When I visited Wandsworth Prison earlier this year, I met some incredible prison officers working in exceptionally tough conditions.
Overcrowded, underresourced and with 75% of prisoners in their care still awaiting sentencing, it was a stressful and violent workplace, letting down prison officers and prisoners alike.
Since my visit, we’ve seen a terror suspect escape from Wandsworth and now the Justice Minister come to Parliament, without a hint of an apology, to admit that under the Conservatives’ watch we’ve run out of prison places completely.
It is a damning indictment of this Government’s collective ineptitude that they are failing the first duty of Government, which is to keep our citizens safe.
Their answer seems to be to delay sentencing even more. What message does that send the victims of rape and serious sexual assault who already face an average two-year wait for a court date?

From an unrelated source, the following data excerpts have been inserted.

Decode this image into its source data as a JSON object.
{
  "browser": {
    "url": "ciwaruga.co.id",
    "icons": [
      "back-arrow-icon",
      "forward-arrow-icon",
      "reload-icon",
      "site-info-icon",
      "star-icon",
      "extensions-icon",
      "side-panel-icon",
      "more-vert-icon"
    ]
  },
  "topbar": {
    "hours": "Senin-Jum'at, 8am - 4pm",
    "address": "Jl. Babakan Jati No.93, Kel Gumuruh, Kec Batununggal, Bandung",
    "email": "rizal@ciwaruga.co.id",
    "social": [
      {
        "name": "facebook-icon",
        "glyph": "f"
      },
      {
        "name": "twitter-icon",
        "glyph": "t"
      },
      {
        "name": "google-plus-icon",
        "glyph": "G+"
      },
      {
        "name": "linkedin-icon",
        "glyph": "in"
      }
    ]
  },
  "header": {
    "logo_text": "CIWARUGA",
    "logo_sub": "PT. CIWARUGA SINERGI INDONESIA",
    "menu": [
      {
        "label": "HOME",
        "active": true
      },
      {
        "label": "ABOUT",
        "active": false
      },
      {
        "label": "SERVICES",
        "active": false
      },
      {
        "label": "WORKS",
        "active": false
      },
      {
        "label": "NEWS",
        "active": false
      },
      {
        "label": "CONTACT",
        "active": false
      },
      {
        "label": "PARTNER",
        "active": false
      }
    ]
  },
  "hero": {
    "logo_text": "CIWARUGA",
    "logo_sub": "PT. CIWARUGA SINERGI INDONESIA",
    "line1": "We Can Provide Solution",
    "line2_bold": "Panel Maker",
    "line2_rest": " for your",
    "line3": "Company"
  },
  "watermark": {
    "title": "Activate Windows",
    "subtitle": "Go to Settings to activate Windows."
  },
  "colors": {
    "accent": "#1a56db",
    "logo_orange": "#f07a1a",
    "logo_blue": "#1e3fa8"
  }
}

And how does that help the severely overcrowded prisons, like Wandsworth, where most of the prisoners are already awaiting sentencing because the courts backlog is so high?
There are legitimate discussions to be had about the most effective way of rehabilitating offenders and the role community sentencing can play in place of short, ineffective prison sentences.
When I visited the women’s prison HMP Bronzefield last summer, many of the vulnerable women, including those with young babies, had themselves been victims of domestic violence. But this important work requires experienced probation staff, properly resourced, with genuine rehabilitation initiatives.
What we have instead is a probation service at breaking point, with probation unions warning of catastrophic breakdown as staff juggle too many cases to complete meaningful work.
This Government has sat back and watched the criminal justice system collapse and the prison population skyrocket whilst doing nothing to improve the rehabilitation that, if effective, can drive down reoffending or strengthen the community sentences that can reduce reoffending at source.
Vital prison education services are “chaotic, disjointed” and too often low-quality, according to a select committee report.
There’s nothing good about ten Conservative justice secretaries in ten years filling our prisons to bursting whilst victims wait ever longer for justice, prison staff burn out, and prisoners are released only to reoffend again.
With the cost of reoffending now at £18 billion, it is you who is paying the price of Conservative failure.
- Catherine West is Labour MP for Hornsey and Wood Green.